The Bitcoin CME Futures Gap Traders have been very busy lately. Gap after gap is getting created and then swiftly filled. Even the ones that linger on for a few days seem to fill within a week. A single candle on the 15th cleared multiple gaps without hesitation. We are left with a traditional Weekly gap at the moment. Futures would be looking to reduce the price to fill that gap before any further upside is attempted. We do have a lot of gaps left over, both high-side gaps and low-side gaps.



The chart shows a Regression Trend span over the last five weeks. These are good tools to understand the weight that a trading cluster is either above or below what could be considered the average price action. The white line at $23,745 represents a Daily level that saw repeated failures after the initial second Structure Break. That brings attention to this level to see if, when tested, it would hold as Support. It did not; instead, it failed and may now act as Resistance again. This builds a new pattern we haven’t discussed since the $69K ATH – the Head and Shoulders Pattern. 

These patterns lend their name to a human’s Head resting between their shoulders. The Head is clearly higher, but the Shoulder on the Left and the Right are nearly identical. Generally speaking, this would have another few weeks to really paint a solid Right Shoulder, and because of that, we won’t spend much more time on this. However, even an ugly H&S is still a relevant H&S.

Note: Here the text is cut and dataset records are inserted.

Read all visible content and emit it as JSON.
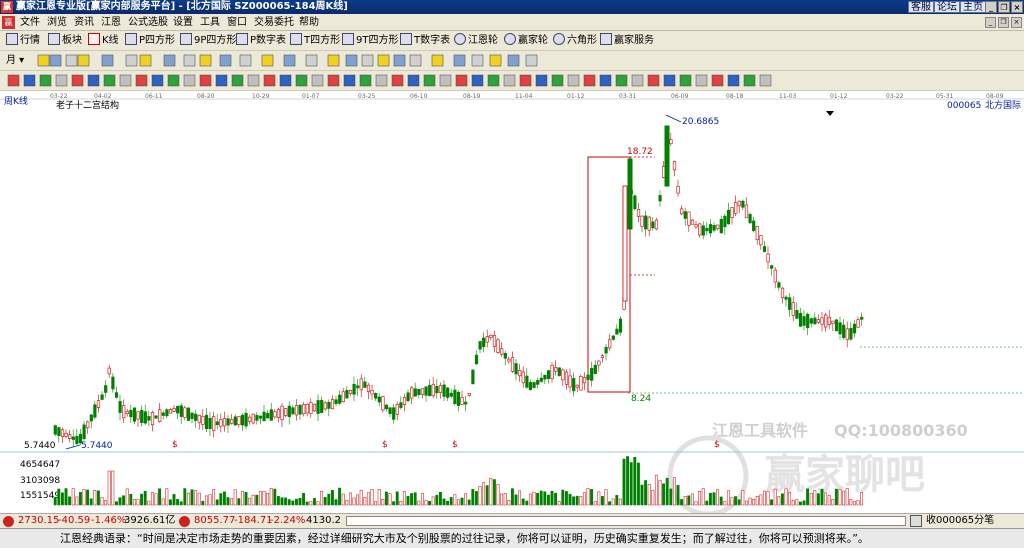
{
  "window": {
    "app_icon": "赢",
    "title": "赢家江恩专业版[赢家内部服务平台] - [北方国际  SZ000065-184周K线]",
    "links": [
      "客服",
      "论坛",
      "主页"
    ]
  },
  "menubar": {
    "items": [
      "文件",
      "浏览",
      "资讯",
      "江恩",
      "公式选股",
      "设置",
      "工具",
      "窗口",
      "交易委托",
      "帮助"
    ]
  },
  "toolbar1": {
    "items": [
      "行情",
      "板块",
      "K线",
      "P四方形",
      "9P四方形",
      "P数字表",
      "T四方形",
      "9T四方形",
      "T数字表",
      "江恩轮",
      "赢家轮",
      "六角形",
      "赢家服务"
    ]
  },
  "toolbar2": {
    "period": "月"
  },
  "chart": {
    "period_label": "周K线",
    "study_title": "老子十二宫结构",
    "stock_code": "000065",
    "stock_name": "北方国际",
    "price_high_label": "20.6865",
    "box_top_label": "18.72",
    "box_bottom_label": "8.24",
    "low_price_label": "5.7440",
    "axis_price_label": "5.7440",
    "volume_labels": [
      "4654647",
      "3103098",
      "1551549"
    ],
    "watermark_company": "江恩工具软件",
    "watermark_qq": "QQ:100800360",
    "watermark_logo": "赢家聊吧",
    "date_ticks": [
      "03-22",
      "04-02",
      "06-11",
      "08-20",
      "10-29",
      "01-07",
      "03-25",
      "06-10",
      "08-19",
      "11-04",
      "01-12",
      "03-31",
      "06-09",
      "08-18",
      "11-03",
      "01-12",
      "03-22",
      "05-31",
      "08-09"
    ]
  },
  "statusbar": {
    "index1_value": "2730.15",
    "index1_change": "-40.59",
    "index1_pct": "-1.46%",
    "index1_volume": "3926.61亿",
    "index2_value": "8055.77",
    "index2_change": "-184.71",
    "index2_pct": "-2.24%",
    "index2_volume": "4130.2",
    "right_info": "收000065分笔"
  },
  "bottom": {
    "quote": "江恩经典语录：“时间是决定市场走势的重要因素，经过详细研究大市及个别股票的过往记录，你将可以证明，历史确实重复发生；而了解过往，你将可以预测将来。”。"
  },
  "colors": {
    "up": "#d00000",
    "down": "#008000",
    "accent": "#001ea0"
  }
}
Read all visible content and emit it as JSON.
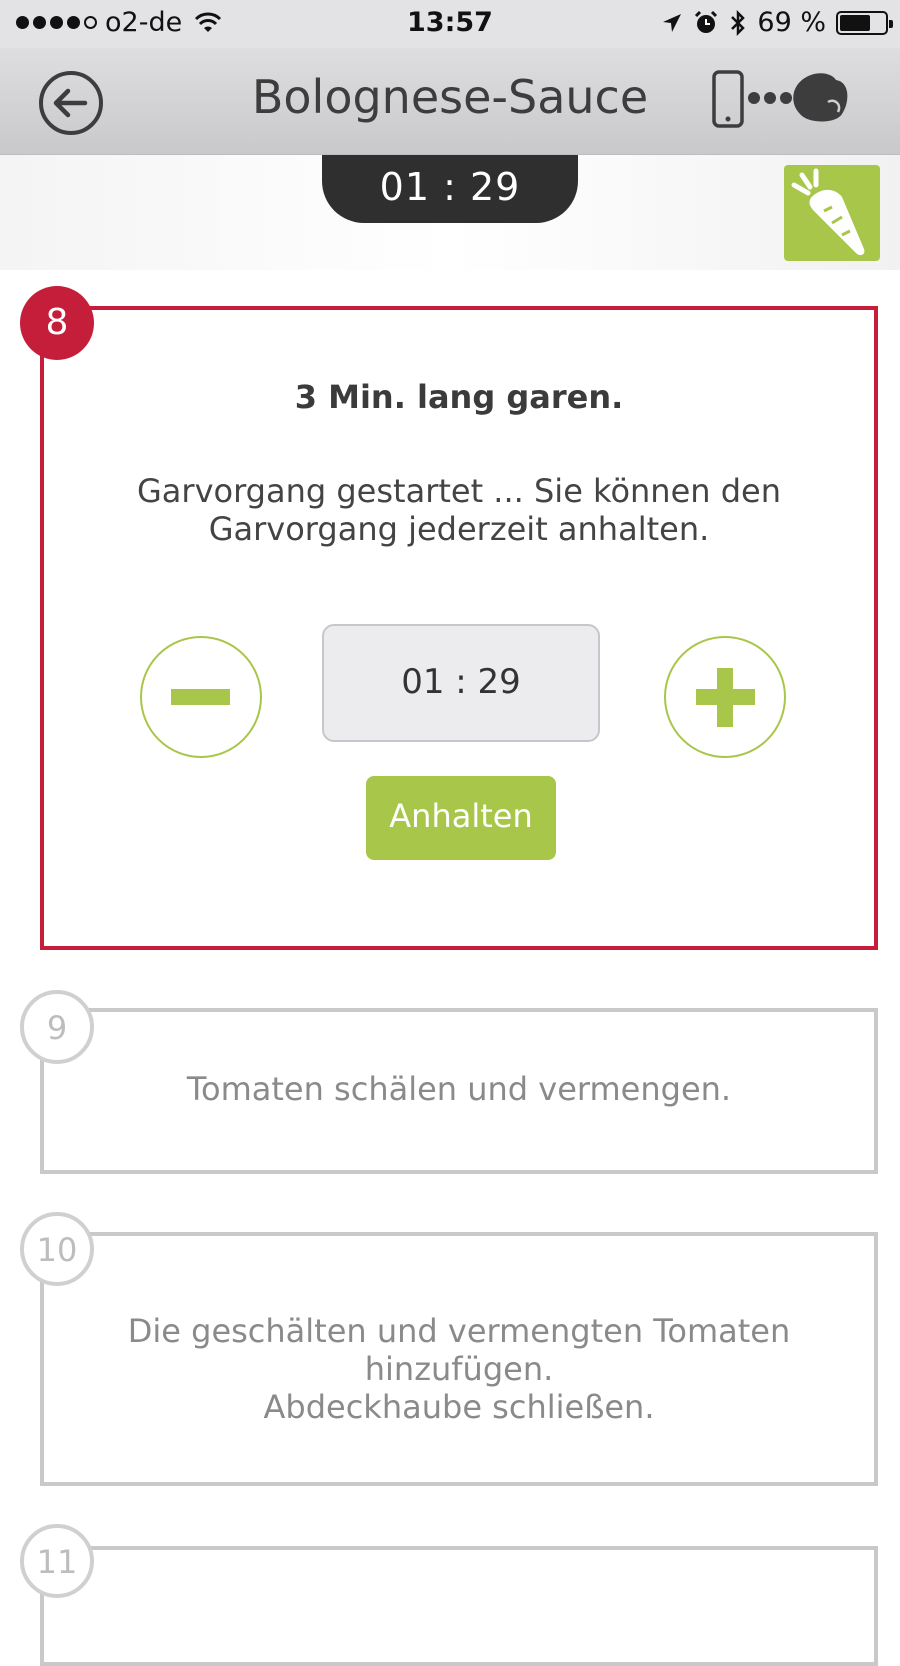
{
  "status_bar": {
    "carrier": "o2-de",
    "time": "13:57",
    "battery": "69 %",
    "battery_level": 0.69,
    "signal_bars_filled": 4,
    "signal_bars_total": 5
  },
  "header": {
    "title": "Bolognese-Sauce",
    "back_icon": "back-arrow-icon",
    "device_icon": "phone-to-cooker-connection-icon"
  },
  "timer": {
    "remaining": "01 : 29",
    "veg_icon": "carrot-icon"
  },
  "steps": [
    {
      "number": "8",
      "heading": "3 Min. lang garen.",
      "text": "Garvorgang gestartet ... Sie können den Garvorgang jederzeit anhalten.",
      "time_value": "01 : 29",
      "stop_label": "Anhalten",
      "active": true
    },
    {
      "number": "9",
      "text": "Tomaten schälen und vermengen.",
      "active": false
    },
    {
      "number": "10",
      "text": "Die geschälten und vermengten Tomaten hinzufügen.\nAbdeckhaube schließen.",
      "active": false
    },
    {
      "number": "11",
      "text": "",
      "active": false
    }
  ],
  "colors": {
    "accent_green": "#a8c64a",
    "active_red": "#c41e3a",
    "inactive_gray": "#c9c9c9"
  }
}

That brings us to the challenges that remain ahead. What will the Bulls and Bears do in the next two days? Who will win the Battle for February on the Monthly chart? Who will bring Volume back into the picture and ride the wave? Will the Double Top and the Weekly Tweezer Top outweigh any local uptrend and the momentum it brings? All great questions. Ultimately, most traders will short every advance at the beginning of an uptrend because that is what they have been conditioned to do after longing every dip for the last year and losing. That does not mean you throw the chart in the trash.

At present, there are more reasons to look for an advance, and therefore an uptrend, than a continuation of the more significant downtrend. However, this is not to say the uptrend doesn’t come without real challenges and struggles. The killer for the uptrend is the lack of real Volume. Weak trends rarely last, but weak initial trends are generally forgiven as very few traders actually trade early in an uptrend, as most are far too scared to come off the sidelines.